Dean Peyton'a küçük bir öpücük verdikten sonra Lena' nın oturmasına yardım etti. Peyton'ın gözü küçük Lena ya takılmıştı, Lena dudaklarını bükmüş Allison'a bakıyordu. Allison dayanamadı.
" Bir yolu olmalı biz gitmek istemiyoruz onları tanımıyoruz bile!"
" hayatım biliyorsun sen gitmek zorunda değilsin ancak lena gitmek zorunda. "
" Annemi babamı Lucas'ı kaybettim Lena' dan da ayrılam onu da kaybedemem o benim geriye kalan tek ailem. "

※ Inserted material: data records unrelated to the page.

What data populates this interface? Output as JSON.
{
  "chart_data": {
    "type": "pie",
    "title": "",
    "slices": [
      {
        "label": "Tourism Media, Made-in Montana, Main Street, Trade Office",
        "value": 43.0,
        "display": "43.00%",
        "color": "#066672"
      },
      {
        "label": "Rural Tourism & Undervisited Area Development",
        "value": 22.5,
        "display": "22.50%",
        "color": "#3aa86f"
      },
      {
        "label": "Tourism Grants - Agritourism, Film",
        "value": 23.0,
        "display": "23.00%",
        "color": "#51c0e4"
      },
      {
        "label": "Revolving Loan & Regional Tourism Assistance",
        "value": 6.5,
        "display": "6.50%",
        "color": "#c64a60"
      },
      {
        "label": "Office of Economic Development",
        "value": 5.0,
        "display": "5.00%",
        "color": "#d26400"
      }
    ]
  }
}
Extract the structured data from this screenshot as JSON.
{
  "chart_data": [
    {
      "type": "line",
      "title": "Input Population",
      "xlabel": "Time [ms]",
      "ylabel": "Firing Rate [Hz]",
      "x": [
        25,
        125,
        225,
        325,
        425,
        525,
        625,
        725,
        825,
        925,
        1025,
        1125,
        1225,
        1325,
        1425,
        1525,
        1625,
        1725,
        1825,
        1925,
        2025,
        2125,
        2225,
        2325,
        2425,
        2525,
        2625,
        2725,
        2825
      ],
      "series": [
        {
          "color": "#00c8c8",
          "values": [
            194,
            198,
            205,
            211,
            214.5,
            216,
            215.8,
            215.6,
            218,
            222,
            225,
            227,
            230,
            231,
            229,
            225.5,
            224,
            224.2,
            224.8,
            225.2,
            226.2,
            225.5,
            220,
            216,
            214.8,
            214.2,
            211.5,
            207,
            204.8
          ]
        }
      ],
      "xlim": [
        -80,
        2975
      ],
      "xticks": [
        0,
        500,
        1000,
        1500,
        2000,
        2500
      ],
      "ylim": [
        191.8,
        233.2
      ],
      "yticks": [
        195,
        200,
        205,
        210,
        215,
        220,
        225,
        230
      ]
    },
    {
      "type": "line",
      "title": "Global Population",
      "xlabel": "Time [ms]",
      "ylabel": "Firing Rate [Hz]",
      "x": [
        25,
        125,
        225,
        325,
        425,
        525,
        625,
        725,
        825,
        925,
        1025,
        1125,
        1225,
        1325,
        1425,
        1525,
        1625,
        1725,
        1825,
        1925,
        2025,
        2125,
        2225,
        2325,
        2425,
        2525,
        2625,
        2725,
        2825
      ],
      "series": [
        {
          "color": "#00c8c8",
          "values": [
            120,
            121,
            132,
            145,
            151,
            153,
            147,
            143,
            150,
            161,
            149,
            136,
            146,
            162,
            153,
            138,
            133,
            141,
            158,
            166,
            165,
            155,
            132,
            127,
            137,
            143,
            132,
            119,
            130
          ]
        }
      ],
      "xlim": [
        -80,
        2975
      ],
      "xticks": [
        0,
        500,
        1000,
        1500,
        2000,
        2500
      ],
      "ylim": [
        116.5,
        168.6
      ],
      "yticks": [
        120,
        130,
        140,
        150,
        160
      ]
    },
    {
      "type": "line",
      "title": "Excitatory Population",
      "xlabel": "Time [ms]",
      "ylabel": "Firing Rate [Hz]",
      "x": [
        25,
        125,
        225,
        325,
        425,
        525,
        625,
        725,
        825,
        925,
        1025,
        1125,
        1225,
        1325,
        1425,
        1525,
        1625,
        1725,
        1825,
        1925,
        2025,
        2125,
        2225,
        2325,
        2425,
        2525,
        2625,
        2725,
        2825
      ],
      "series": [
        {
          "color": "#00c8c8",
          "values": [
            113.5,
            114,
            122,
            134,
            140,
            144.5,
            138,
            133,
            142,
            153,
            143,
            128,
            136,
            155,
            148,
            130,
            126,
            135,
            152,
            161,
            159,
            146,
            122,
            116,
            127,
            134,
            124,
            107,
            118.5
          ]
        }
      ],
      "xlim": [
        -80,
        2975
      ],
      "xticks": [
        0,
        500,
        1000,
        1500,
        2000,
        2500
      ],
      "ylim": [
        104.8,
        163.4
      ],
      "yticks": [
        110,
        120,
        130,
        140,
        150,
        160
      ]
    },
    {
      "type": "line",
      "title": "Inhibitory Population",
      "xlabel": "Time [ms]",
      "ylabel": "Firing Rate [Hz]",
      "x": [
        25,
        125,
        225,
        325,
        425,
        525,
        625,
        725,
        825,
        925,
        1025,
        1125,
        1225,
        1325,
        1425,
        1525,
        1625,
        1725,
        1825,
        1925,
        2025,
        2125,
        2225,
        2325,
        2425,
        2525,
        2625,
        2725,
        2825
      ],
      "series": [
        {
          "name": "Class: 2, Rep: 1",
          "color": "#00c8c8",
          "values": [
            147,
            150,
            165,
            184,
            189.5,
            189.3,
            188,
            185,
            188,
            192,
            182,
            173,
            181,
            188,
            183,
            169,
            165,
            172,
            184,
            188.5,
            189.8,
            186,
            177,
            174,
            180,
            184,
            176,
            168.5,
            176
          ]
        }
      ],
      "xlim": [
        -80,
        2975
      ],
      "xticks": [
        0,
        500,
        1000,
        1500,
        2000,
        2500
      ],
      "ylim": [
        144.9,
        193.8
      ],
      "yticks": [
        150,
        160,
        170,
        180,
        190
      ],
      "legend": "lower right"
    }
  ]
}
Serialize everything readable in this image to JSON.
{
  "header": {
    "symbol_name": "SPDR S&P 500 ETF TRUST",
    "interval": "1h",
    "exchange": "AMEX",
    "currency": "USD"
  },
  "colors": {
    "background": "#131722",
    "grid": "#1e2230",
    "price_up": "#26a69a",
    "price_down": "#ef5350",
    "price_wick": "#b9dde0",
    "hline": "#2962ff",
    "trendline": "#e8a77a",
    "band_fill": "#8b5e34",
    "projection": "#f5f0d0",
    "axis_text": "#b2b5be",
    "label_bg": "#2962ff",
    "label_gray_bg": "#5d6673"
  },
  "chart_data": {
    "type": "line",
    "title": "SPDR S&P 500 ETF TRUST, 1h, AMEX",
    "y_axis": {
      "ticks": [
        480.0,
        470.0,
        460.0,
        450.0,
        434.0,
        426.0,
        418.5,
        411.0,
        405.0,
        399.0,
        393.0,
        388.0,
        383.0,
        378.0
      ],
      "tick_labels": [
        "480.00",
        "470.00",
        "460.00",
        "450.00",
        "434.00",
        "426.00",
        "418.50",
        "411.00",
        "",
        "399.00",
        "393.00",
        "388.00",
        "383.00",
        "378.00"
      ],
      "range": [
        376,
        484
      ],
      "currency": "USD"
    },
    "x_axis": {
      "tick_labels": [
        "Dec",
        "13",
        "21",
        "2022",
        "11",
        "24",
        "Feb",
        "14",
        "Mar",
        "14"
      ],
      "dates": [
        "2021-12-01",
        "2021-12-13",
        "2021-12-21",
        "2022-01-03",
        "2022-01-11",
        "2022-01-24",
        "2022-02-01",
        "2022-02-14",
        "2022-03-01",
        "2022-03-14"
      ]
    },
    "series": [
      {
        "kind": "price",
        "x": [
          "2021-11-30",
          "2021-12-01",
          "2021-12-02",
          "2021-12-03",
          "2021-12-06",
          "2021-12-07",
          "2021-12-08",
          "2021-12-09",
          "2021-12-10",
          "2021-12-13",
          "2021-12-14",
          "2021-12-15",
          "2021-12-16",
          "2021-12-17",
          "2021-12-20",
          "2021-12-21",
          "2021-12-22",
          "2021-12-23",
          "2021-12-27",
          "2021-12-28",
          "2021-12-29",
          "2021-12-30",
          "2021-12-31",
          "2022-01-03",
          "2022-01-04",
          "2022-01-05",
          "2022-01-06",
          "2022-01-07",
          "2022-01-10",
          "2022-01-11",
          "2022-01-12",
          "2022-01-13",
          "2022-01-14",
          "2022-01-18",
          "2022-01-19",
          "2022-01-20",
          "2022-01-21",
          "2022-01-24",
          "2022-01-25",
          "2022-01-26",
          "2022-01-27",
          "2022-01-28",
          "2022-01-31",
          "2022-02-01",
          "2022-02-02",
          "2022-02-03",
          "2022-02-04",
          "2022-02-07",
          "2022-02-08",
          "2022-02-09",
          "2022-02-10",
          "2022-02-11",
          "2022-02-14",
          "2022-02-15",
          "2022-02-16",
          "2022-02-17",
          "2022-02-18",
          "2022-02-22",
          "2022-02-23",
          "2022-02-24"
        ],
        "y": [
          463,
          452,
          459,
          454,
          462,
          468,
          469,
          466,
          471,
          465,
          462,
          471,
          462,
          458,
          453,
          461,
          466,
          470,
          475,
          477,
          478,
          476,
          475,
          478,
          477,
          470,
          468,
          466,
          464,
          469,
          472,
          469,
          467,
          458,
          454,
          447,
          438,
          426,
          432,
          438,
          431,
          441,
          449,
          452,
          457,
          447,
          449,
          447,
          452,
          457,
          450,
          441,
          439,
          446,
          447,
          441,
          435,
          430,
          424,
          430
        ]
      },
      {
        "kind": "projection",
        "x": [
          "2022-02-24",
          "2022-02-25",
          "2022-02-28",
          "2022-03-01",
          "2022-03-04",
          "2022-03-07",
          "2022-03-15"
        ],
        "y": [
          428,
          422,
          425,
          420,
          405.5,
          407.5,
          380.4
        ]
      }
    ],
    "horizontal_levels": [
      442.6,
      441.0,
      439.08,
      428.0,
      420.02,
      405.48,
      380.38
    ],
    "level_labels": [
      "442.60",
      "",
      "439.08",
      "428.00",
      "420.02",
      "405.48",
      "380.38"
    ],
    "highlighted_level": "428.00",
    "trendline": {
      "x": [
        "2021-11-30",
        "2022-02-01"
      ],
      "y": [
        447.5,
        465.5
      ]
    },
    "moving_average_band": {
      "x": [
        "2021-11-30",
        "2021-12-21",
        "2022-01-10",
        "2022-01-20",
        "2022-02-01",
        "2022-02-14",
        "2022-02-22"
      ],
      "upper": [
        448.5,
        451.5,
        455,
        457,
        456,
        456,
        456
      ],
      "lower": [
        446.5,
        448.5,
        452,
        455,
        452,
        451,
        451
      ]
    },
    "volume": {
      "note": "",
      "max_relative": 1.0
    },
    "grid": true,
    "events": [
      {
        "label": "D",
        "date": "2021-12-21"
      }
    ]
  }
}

Peyton yerinden kalkarak Allison'ın yanına gitti ve sarıldı.
" tatlım , sizden ayrılmak bizim için de çok zor. Ancak gitmek zorundasınız en azından denemelisiniz bu annenin son isteği. Hiç tanışmamış olsanız da onlar sizin akrabalarınız. Avukatı duydun hayatım bir sorun olmazsa davayı kazanmamız mümkün değil. En azından teyzelerine bir şans vermelisin."
Allison saçlarını okşayan Peyton'a baktı." Cenazeye bile gelmediler, şimdi bizi onlarla yaşamamız için zorluyorlar anlamıyorum"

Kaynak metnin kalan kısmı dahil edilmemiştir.